SENATE BILL REPORT

                   SB 5445

              As Passed Senate, January 28, 2000

 

Title:  An act relating to a mandated benefit bill review process.

 

Brief Description:  Allowing the chair of a legislative committee to request review by the department of health of a mandated benefit bill.

 

Sponsors:  Senators Franklin, Winsley, Wojahn, Deccio, Thibaudeau, Kline, Rasmussen, Fairley, Patterson, Prentice, Kohl‑Welles, Costa, Eide and Spanel.

 

Brief History:

Committee Activity:  Health & Long‑Term Care:  2/4/99, 2/17/99 [DP].

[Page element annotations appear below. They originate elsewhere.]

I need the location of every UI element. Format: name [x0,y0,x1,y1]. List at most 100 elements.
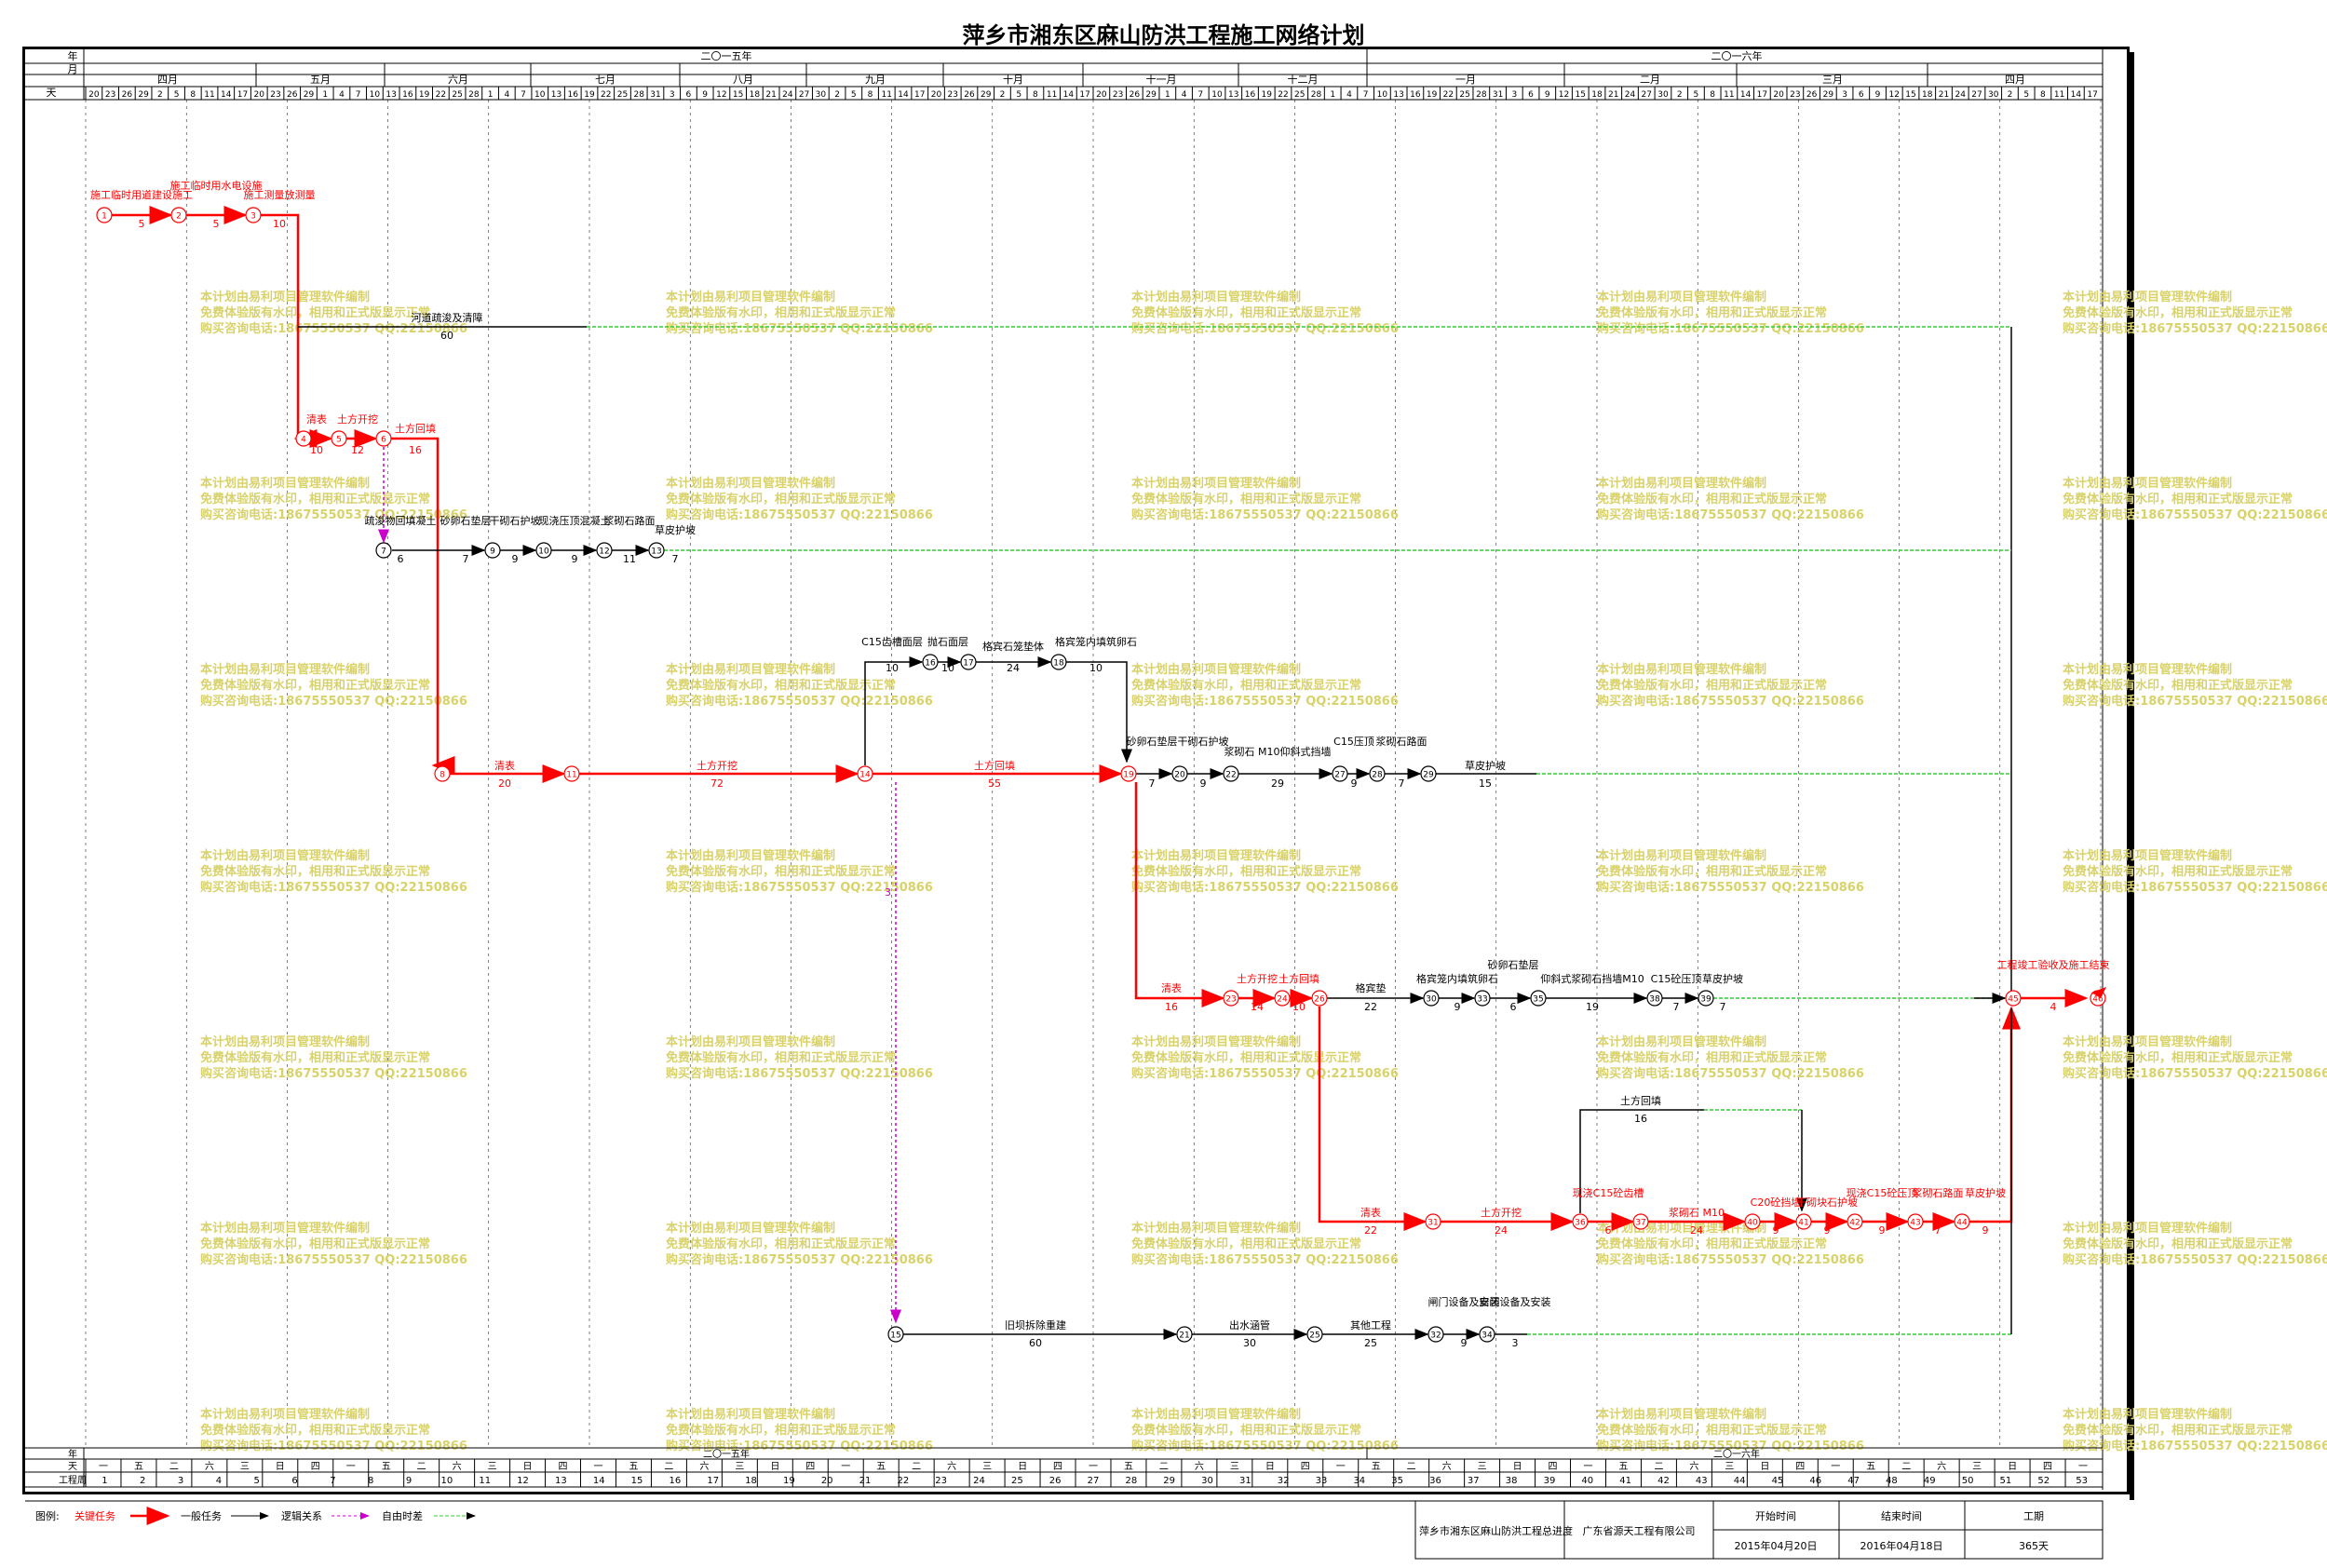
weekday-label: 六 [205,1461,214,1472]
watermark-line3: 购买咨询电话:18675550537 QQ:22150866 [666,507,933,522]
node-number: 43 [1910,1219,1920,1228]
node-43: 43 [1907,1213,1924,1230]
day-label: 21 [1939,90,1949,100]
watermark: 本计划由易利项目管理软件编制免费体验版有水印，相用和正式版显示正常购买咨询电话:… [2063,848,2327,895]
activity-name: 闸门设备及安装 [1428,1295,1500,1308]
watermark-line2: 免费体验版有水印，相用和正式版显示正常 [200,1050,430,1065]
node-6: 6 [375,430,392,447]
watermark-line1: 本计划由易利项目管理软件编制 [2063,476,2232,491]
bottom-year-label: 年 [68,1448,77,1460]
activity-name: 砂卵石垫层 [1488,958,1539,971]
day-label: 1 [1165,90,1170,100]
watermark-line1: 本计划由易利项目管理软件编制 [1131,1034,1301,1049]
activity-name: 砂卵石垫层 [1127,735,1178,748]
weekday-label: 三 [1972,1462,1982,1472]
legend-critical-label: 关键任务 [74,1509,115,1522]
watermark-line3: 购买咨询电话:18675550537 QQ:22150866 [1597,321,1864,336]
watermark: 本计划由易利项目管理软件编制免费体验版有水印，相用和正式版显示正常购买咨询电话:… [200,476,467,522]
activity-name: 清表 [306,412,327,426]
activity-name: 砂卵石垫层 [440,514,492,527]
day-label: 3 [670,90,675,100]
node-4: 4 [295,430,312,447]
footer-start-label: 开始时间 [1755,1509,1796,1522]
day-label: 14 [1063,90,1075,100]
day-label: 15 [1576,90,1586,100]
activity-name: 旧坝拆除重建 [1005,1318,1066,1331]
activity-name: 工程竣工验收及施工结束 [1997,958,2110,971]
day-label: 1 [488,90,494,100]
activity-duration: 9 [1773,1224,1779,1237]
node-number: 5 [336,436,342,445]
watermark-line1: 本计划由易利项目管理软件编制 [2063,662,2232,677]
watermark-line1: 本计划由易利项目管理软件编制 [666,1221,835,1236]
footer-end-label: 结束时间 [1881,1510,1922,1522]
day-label: 20 [254,90,265,100]
node-45: 45 [2005,990,2022,1007]
day-label: 28 [1476,90,1487,100]
activity-name: 土方开挖 [337,412,378,426]
weekday-label: 三 [240,1462,250,1472]
watermark-line1: 本计划由易利项目管理软件编制 [1597,1034,1766,1049]
day-label: 17 [237,90,248,100]
weekday-label: 三 [1478,1462,1487,1472]
activity-name: 草皮护坡 [1702,972,1743,985]
day-label: 24 [1625,90,1636,100]
node-number: 39 [1700,995,1711,1005]
activity-name: 干砌石护坡 [490,514,541,527]
activity: C15砼压顶 7 [1651,973,1702,1013]
week-number: 16 [670,1476,682,1486]
watermark: 本计划由易利项目管理软件编制免费体验版有水印，相用和正式版显示正常购买咨询电话:… [1131,662,1399,709]
watermark-line1: 本计划由易利项目管理软件编制 [1131,290,1301,304]
activity-name: 土方回填 [395,422,436,435]
day-label: 18 [750,90,761,100]
weekday-label: 日 [1265,1462,1275,1472]
day-label: 11 [882,90,892,100]
node-number: 46 [2092,995,2104,1005]
watermark-line2: 免费体验版有水印，相用和正式版显示正常 [2063,1423,2293,1438]
footer-start: 2015年04月20日 [1735,1539,1818,1552]
watermark-line3: 购买咨询电话:18675550537 QQ:22150866 [200,321,467,336]
week-number: 52 [2037,1476,2050,1486]
weekday-label: 五 [629,1462,638,1472]
day-label: 16 [568,90,579,100]
watermark: 本计划由易利项目管理软件编制免费体验版有水印，相用和正式版显示正常购买咨询电话:… [666,476,933,522]
watermark-line2: 免费体验版有水印，相用和正式版显示正常 [2063,492,2293,507]
watermark-line3: 购买咨询电话:18675550537 QQ:22150866 [200,694,467,709]
activity-duration: 9 [1461,1337,1468,1349]
bottom-day-label: 天 [68,1462,77,1472]
activity: 闸门设备及安装 9 [1428,1295,1500,1349]
activity: 现浇压顶混凝土 9 [539,514,611,565]
day-label: 8 [1033,90,1038,100]
node-5: 5 [331,430,347,447]
activity-duration: 15 [1479,777,1492,790]
watermark-line1: 本计划由易利项目管理软件编制 [1131,476,1301,491]
day-label: 29 [1145,90,1157,100]
activity: 浆砌石路面 11 [604,514,656,565]
watermark-line3: 购买咨询电话:18675550537 QQ:22150866 [200,1439,467,1453]
weekday-label: 六 [1442,1461,1452,1472]
weekday-label: 六 [1689,1461,1698,1472]
activity: 土方回填 16 [395,422,436,456]
node-38: 38 [1646,990,1663,1007]
weekday-label: 四 [1053,1462,1062,1472]
watermark-line3: 购买咨询电话:18675550537 QQ:22150866 [200,507,467,522]
day-label: 9 [1875,90,1881,100]
day-label: 24 [1955,90,1967,100]
activity-name: C15压顶 [1333,736,1374,748]
activity-name: 清表 [494,759,515,772]
watermark: 本计划由易利项目管理软件编制免费体验版有水印，相用和正式版显示正常购买咨询电话:… [1131,1221,1399,1267]
month-label: 十月 [1003,73,1023,86]
day-label: 9 [702,90,708,100]
node-7: 7 [375,542,392,559]
week-number: 6 [291,1476,297,1486]
week-number: 10 [441,1476,453,1486]
edge-14-16 [864,656,924,765]
week-number: 27 [1088,1476,1100,1486]
watermark: 本计划由易利项目管理软件编制免费体验版有水印，相用和正式版显示正常购买咨询电话:… [666,290,933,336]
watermark: 本计划由易利项目管理软件编制免费体验版有水印，相用和正式版显示正常购买咨询电话:… [1131,290,1399,336]
node-14: 14 [857,765,873,782]
day-label: 23 [948,90,958,100]
node-9: 9 [484,542,501,559]
watermark-line3: 购买咨询电话:18675550537 QQ:22150866 [1597,880,1864,895]
watermark-line1: 本计划由易利项目管理软件编制 [200,1034,370,1049]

Passed Senate, 3/11/99, 47-0; 1/28/00, 42-0.

 

SENATE COMMITTEE ON HEALTH & LONG-TERM CARE

 

Majority Report:  Do pass.

  Signed by Senators Thibaudeau, Chair; Wojahn, Vice Chair; Costa, Deccio, Franklin, Johnson, Winsley.

 

Staff:  Jonathan Seib (786-7427)

 

Background:  "Mandated benefit" refers to any requirement by law that health carriers cover or offer to cover a specific health care service or reimburse specific types of health care providers.  In 1984, the Legislature first adopted a mandated benefits review process whereby proponents of a proposed mandate are required to submit a report analyzing the impact of the mandate prior to consideration of the mandate by the Legislature.  Prior to 1997, however, that process was rarely used.

 

In 1997, the mandated benefits review process was amended.  As written, the law requires every person or organization that seeks to establish a mandated benefit to submit a report to the appropriate legislative committee assessing the social and financial impact of the proposed mandate, and evidence of health care service efficacy.  The report is to be submitted at least 90 days prior to the start of session.  The chair of that committee may request that the Department of Health examine the proposal, but must do so no later than nine months prior to the subsequent legislative session.  In practice, the review process has worked somewhat differently.

 

Since 1997, a number of mandated benefit proposals have been referred to the review process.  The experience of some has prompted concerns that the current process contains meaningless timelines and puts an inappropriate burden on individual proponents who may lack the time and resources to adequately meet the statutory requirements.

 

Summary of Bill:  The current mandated benefits review process is changed.  The require­ment that the proponents of a mandate submit a report to the Legislature is repealed.  It is replaced with language authorizing the chair of the committee to which a mandated benefit bill is referred, based on certain criteria, to request that the bill be reviewed by the Department of Health.  The department reviews the legislation under the same criteria as set forth in current law, and reports back to the Legislature at least 30 days prior to the start of the next legislative session.

 

The bill explicitly provides that a request for review or completion of the report by the department is not a prerequisite to consideration and passage of a mandated benefit bill by the Legislature.

 

Appropriation:  None.

 

Fiscal Note:  Available.

 

Effective Date:  Ninety days after adjournment of session in which bill is passed.

 

Testimony For:  The department is aware of the concerns addressed in the bill.  It is committed to a process that serves the objectives of the Legislature.  That the bill recognizes that mandated benefit reviews cost money is appreciated.

 

Testimony Against:  None.

 

Testified:  Ron Weaver, Department of Health (pro).